First, take our class aptly titled, How to Talk to Total Strangers. It’s taught by networking expert Jacqueline Loewe who has been doing this sort of thing for more than 25 years. It’s on Wednesday, February 8 and it’s the perfect primer for those attending AWP or for those who are getting ready to approach editors and agents. She’ll teach you how to do your homework before you go to an event, how to get over your fears, and how to develop a new professional relationship.
Second, if you are going to AWP, come to the panel I’m moderating called “Only Connect —How to Create New Opportunities through Networking.” I’ll be joined by members of theChicago Literary Alliance, an organization designed and dedicated to helping those in the writing world connect and collaborate.

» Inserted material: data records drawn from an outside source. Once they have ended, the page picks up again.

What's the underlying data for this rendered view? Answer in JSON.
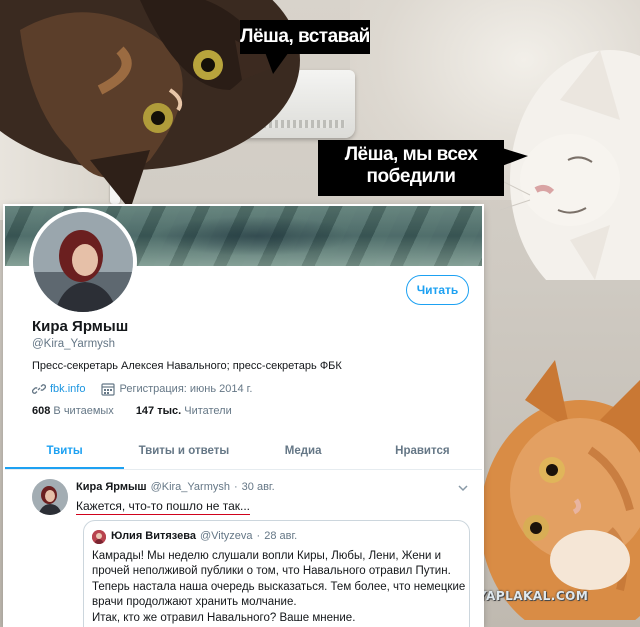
{
  "meme": {
    "caption_top": "Лёша, вставай",
    "caption_middle": "Лёша, мы всех победили",
    "watermark": "YAPLAKAL.COM"
  },
  "profile": {
    "follow_label": "Читать",
    "name": "Кира Ярмыш",
    "handle": "@Kira_Yarmysh",
    "bio": "Пресс-секретарь Алексея Навального; пресс-секретарь ФБК",
    "website": "fbk.info",
    "joined": "Регистрация: июнь 2014 г.",
    "following_count": "608",
    "following_label": "В читаемых",
    "followers_count": "147 тыс.",
    "followers_label": "Читатели"
  },
  "tabs": [
    {
      "label": "Твиты",
      "active": true
    },
    {
      "label": "Твиты и ответы",
      "active": false
    },
    {
      "label": "Медиа",
      "active": false
    },
    {
      "label": "Нравится",
      "active": false
    }
  ],
  "tweet": {
    "author": "Кира Ярмыш",
    "handle": "@Kira_Yarmysh",
    "sep": "·",
    "date": "30 авг.",
    "text": "Кажется, что-то пошло не так...",
    "quote": {
      "author": "Юлия Витязева",
      "handle": "@Vityzeva",
      "sep": "·",
      "date": "28 авг.",
      "text_lines": [
        "Камрады! Мы неделю слушали вопли Киры, Любы, Лени, Жени и",
        "прочей неполживой публики о том, что Навального отравил Путин.",
        "Теперь настала наша очередь высказаться. Тем более, что немецкие",
        "врачи продолжают хранить молчание.",
        "Итак, кто же отравил Навального? Ваше мнение."
      ]
    }
  },
  "colors": {
    "twitter_blue": "#1da1f2",
    "caption_bg": "#000000",
    "underline_red": "#d0021b"
  }
}
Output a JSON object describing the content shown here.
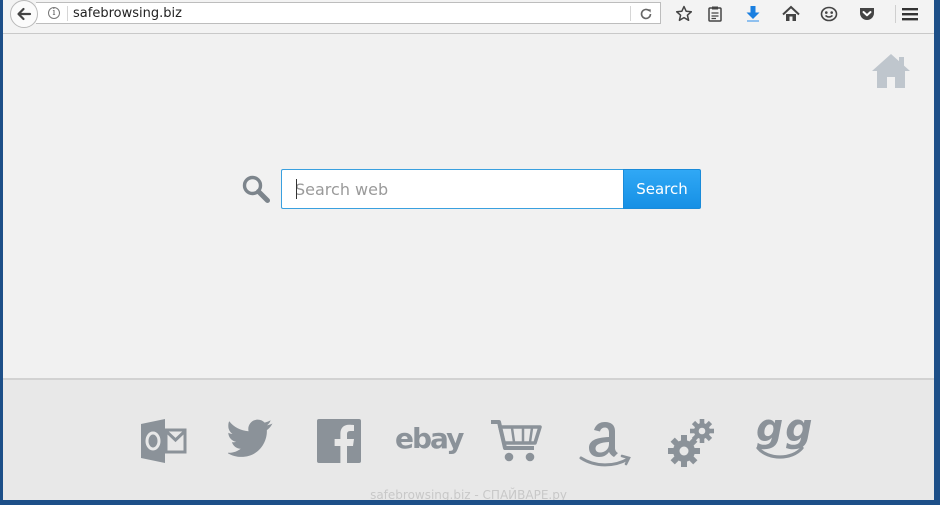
{
  "browser": {
    "url": "safebrowsing.biz",
    "toolbar_icons": [
      "bookmark-star-icon",
      "reading-list-icon",
      "download-icon",
      "home-icon",
      "hello-icon",
      "pocket-icon",
      "menu-icon"
    ]
  },
  "search": {
    "placeholder": "Search web",
    "button_label": "Search"
  },
  "footer": {
    "links": [
      "outlook",
      "twitter",
      "facebook",
      "ebay",
      "shopping-cart",
      "amazon",
      "settings",
      "gg"
    ],
    "ebay_label": "ebay",
    "gg_label": "gg",
    "watermark": "safebrowsing.biz - СПАЙВАРЕ.ру"
  },
  "colors": {
    "accent": "#1d9bf0",
    "icon_gray": "#8b9299",
    "download_blue": "#1a7fe0"
  }
}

When I look back at my career—the highs and the lows—I realize it’s the friends and colleagues I’ve made who have brought meaning to my endeavors and who have helped me succeed or gotten me past failure. Almost every one one of these friendships started with an awkward meeting at a crowded event or a quiet conversation over coffee.
StoryStudio Chicago is always here to help you with your stories. But now we want to help you with some of the other aspects of being a writer in the world. The great novelist E.M Forster knew what he was asking when he implored us to “Only Connect.”